Brett Overman has a knack for turning bad luck into folding cash. A story of determination, success and the power of golf.

As the old saying goes: Into every life, a little rain must fall.

Whatever old sage first said that wasn't really talking about rain, of course. He was talking about Act of God stuff: fires, floods, tidal waves, earthquakes, hurricanes, tornadoes and all the other things that keep insurance agents awake at night. The little problems of our lives usually roll right off our backs. It's the big things that tend to jut up like thorns when you pass a hand over all your days.

When those Act of God Days come — and they will come eventually for all of us, make no mistake — that's when a guy like Brett Overman is a good friend to have. If Overman was 65 or 70 years old, it might not be all that shocking that he's now on his fourth highly successful business venture — National Disaster Solutions, a 24/7/365 multimillion-dollar outfit that drops into major disaster zones all over America to help communities and property owners pick up the pieces. When you hear that he's only 36, though ... well, it's enough to make the average Joe feel positively useless.

Since he started NDS in 2004, Overman and his crews have haunted those places in America and the Caribbean where others are trying their damndest to get out: New Orleans after Katrina; Haiti after the January 2010 earthquake that reduced most of the country to rubble; Joplin, Mo., after the May 2011 tornado that turned a mile-wide swath of the town to so much nail- and glass-strewn mulch. Disaster has been very good to Overman, helping him buy his dream home in South Florida and befriend everybody from musician Jimmy Buffett to the perpetually-tanned actor George Hamilton. That said, it's not all business to him. He talks quite a bit about the human side of his work; the need to help.

It's hard to speak in praise of a rich man these days, when so many have it so rough, but Brett Overman isn't your typical rich guy. In an America where too much wealth seems to be built upon the air, Overman got his the old fashioned way: sweat, a bit of luck, the gift of gab and a mean game of golf.   

If there's such a thing as a born businessman, Brett Overman might qualify as a child prodigy. Brett's parents, Pat and Ben Overman, said that when he was a boy, their only son had a head for business that surprised even them. At an age when other kids were spending their allowance on comic books and baseball cards, Brett was asking his mother for books on sales and marketing.  He set up lemonade stands, and later started buying trinkets in bulk and selling those. In elementary school, he got a job picking strawberries in his small hometown of Caraway (35 miles northeast of Jonesboro), negotiated a price with the farmer, then hired other kids as subcontractors to do the actual picking. Rather than mow a few lawns during the summer for spending money, Brett turned it into a business.

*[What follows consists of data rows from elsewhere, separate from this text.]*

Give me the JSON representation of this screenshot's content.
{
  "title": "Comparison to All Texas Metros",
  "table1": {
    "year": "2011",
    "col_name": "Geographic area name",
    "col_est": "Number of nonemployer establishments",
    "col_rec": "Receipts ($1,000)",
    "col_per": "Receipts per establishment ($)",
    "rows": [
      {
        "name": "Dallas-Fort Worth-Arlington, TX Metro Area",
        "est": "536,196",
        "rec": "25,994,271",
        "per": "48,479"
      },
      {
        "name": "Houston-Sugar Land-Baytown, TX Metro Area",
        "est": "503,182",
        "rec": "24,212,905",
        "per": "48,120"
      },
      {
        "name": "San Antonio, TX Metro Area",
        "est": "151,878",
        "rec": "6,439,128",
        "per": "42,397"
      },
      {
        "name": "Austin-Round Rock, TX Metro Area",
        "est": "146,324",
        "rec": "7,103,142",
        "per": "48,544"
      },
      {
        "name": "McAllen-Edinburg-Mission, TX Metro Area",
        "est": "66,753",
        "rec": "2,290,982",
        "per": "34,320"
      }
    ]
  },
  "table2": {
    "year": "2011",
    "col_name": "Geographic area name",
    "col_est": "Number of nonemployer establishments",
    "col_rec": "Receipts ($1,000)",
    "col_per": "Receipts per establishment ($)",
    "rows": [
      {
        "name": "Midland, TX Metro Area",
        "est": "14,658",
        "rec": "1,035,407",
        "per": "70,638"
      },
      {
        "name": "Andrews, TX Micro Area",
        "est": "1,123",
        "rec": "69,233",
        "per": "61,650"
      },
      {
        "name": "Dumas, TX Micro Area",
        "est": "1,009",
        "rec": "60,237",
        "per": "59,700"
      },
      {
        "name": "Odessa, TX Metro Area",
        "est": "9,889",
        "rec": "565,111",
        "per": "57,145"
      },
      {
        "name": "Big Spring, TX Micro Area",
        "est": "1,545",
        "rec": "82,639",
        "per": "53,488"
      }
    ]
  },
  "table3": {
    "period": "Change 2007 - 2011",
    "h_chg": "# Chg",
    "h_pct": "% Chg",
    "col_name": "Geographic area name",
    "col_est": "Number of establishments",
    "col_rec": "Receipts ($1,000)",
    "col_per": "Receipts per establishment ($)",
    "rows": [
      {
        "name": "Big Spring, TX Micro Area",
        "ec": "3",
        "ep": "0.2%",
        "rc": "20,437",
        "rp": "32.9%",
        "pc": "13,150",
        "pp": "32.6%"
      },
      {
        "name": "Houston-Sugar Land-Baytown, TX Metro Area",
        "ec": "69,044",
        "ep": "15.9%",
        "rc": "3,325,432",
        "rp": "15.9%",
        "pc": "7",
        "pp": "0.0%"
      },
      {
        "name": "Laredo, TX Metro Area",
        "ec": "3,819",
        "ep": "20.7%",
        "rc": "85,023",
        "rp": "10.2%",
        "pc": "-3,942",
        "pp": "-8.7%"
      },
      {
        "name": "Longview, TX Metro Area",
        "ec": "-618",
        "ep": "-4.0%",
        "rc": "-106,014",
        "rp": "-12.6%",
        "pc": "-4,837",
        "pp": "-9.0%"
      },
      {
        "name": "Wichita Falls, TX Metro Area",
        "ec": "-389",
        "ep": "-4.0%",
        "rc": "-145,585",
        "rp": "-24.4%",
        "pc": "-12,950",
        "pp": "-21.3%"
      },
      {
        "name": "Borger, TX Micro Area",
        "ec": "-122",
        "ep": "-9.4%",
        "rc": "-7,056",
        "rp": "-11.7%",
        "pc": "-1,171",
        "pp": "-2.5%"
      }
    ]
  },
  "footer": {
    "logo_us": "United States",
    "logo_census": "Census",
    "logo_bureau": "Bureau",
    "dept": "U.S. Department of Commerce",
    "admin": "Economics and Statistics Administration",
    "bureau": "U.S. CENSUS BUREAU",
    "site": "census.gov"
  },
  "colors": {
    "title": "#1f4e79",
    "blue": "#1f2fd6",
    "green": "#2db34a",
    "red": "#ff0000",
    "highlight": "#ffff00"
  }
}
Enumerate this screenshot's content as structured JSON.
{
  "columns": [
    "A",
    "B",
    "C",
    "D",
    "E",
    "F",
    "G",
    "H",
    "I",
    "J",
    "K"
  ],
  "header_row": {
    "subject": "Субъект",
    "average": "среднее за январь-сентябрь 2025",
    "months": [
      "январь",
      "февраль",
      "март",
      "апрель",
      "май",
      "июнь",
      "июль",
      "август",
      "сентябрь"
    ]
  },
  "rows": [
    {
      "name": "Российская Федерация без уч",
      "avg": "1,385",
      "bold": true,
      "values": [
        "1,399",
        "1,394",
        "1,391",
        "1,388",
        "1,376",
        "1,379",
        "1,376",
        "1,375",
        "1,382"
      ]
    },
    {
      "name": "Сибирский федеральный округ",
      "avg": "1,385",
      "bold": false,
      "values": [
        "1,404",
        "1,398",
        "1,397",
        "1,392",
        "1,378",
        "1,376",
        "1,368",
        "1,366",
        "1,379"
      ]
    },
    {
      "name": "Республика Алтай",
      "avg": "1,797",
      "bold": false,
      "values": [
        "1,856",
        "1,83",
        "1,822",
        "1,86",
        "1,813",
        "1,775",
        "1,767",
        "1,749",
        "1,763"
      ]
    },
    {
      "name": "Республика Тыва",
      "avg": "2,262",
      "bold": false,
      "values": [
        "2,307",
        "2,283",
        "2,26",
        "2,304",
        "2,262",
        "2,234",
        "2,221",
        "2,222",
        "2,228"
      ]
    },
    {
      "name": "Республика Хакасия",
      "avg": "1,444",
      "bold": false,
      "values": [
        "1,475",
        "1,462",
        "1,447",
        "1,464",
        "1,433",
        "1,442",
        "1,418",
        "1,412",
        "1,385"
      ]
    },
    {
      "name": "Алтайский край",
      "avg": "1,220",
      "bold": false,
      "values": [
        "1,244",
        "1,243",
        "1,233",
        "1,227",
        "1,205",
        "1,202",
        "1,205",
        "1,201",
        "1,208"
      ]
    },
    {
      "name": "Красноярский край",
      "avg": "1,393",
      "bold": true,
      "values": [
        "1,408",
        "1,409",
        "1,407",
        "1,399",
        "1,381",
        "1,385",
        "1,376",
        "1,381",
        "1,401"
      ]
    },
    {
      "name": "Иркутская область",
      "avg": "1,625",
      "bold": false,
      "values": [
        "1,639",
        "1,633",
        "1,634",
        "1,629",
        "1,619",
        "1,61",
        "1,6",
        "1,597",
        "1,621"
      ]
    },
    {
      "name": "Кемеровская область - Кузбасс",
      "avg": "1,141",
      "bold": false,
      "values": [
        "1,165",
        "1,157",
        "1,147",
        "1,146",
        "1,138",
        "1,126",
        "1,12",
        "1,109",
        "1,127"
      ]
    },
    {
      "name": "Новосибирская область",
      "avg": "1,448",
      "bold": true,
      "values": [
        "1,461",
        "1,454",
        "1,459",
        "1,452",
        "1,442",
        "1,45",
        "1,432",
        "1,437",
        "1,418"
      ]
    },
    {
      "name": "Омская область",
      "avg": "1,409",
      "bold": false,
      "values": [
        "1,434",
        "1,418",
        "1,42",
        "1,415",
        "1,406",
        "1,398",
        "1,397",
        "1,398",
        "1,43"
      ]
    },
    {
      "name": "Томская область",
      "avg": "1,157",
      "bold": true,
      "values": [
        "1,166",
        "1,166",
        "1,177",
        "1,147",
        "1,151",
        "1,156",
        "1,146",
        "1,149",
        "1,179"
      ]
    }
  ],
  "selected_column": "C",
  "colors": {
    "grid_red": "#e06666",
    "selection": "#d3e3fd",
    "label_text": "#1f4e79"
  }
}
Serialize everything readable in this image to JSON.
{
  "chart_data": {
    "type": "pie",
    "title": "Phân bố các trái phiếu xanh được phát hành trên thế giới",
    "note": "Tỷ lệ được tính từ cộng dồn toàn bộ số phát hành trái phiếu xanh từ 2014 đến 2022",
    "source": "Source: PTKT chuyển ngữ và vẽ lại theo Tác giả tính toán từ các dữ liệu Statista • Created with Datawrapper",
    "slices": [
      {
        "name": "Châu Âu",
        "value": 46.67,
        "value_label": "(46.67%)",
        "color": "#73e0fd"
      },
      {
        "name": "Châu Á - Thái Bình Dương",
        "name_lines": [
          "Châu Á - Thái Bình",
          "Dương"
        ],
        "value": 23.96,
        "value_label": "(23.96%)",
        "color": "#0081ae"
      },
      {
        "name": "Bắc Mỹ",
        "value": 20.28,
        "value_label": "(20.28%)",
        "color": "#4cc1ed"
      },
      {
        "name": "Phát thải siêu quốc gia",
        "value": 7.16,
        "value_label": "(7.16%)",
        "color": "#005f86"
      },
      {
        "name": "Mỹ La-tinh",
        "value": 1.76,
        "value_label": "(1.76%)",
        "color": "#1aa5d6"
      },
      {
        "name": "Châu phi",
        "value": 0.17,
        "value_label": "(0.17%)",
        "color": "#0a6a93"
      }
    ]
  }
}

"He was going around town getting jobs to mow yards," Ben Overman said. "When we checked, Brett was getting the jobs, and then having all his friends bring their mowers over and mow the grass. He'd give them half the money. They'd use their mowers and gas, and he'd get the jobs."

"I was never really afraid to work," Brett said. "In that, I was different — probably a little out there and weird. I didn't do normal things as a kid, I'll be the first to say."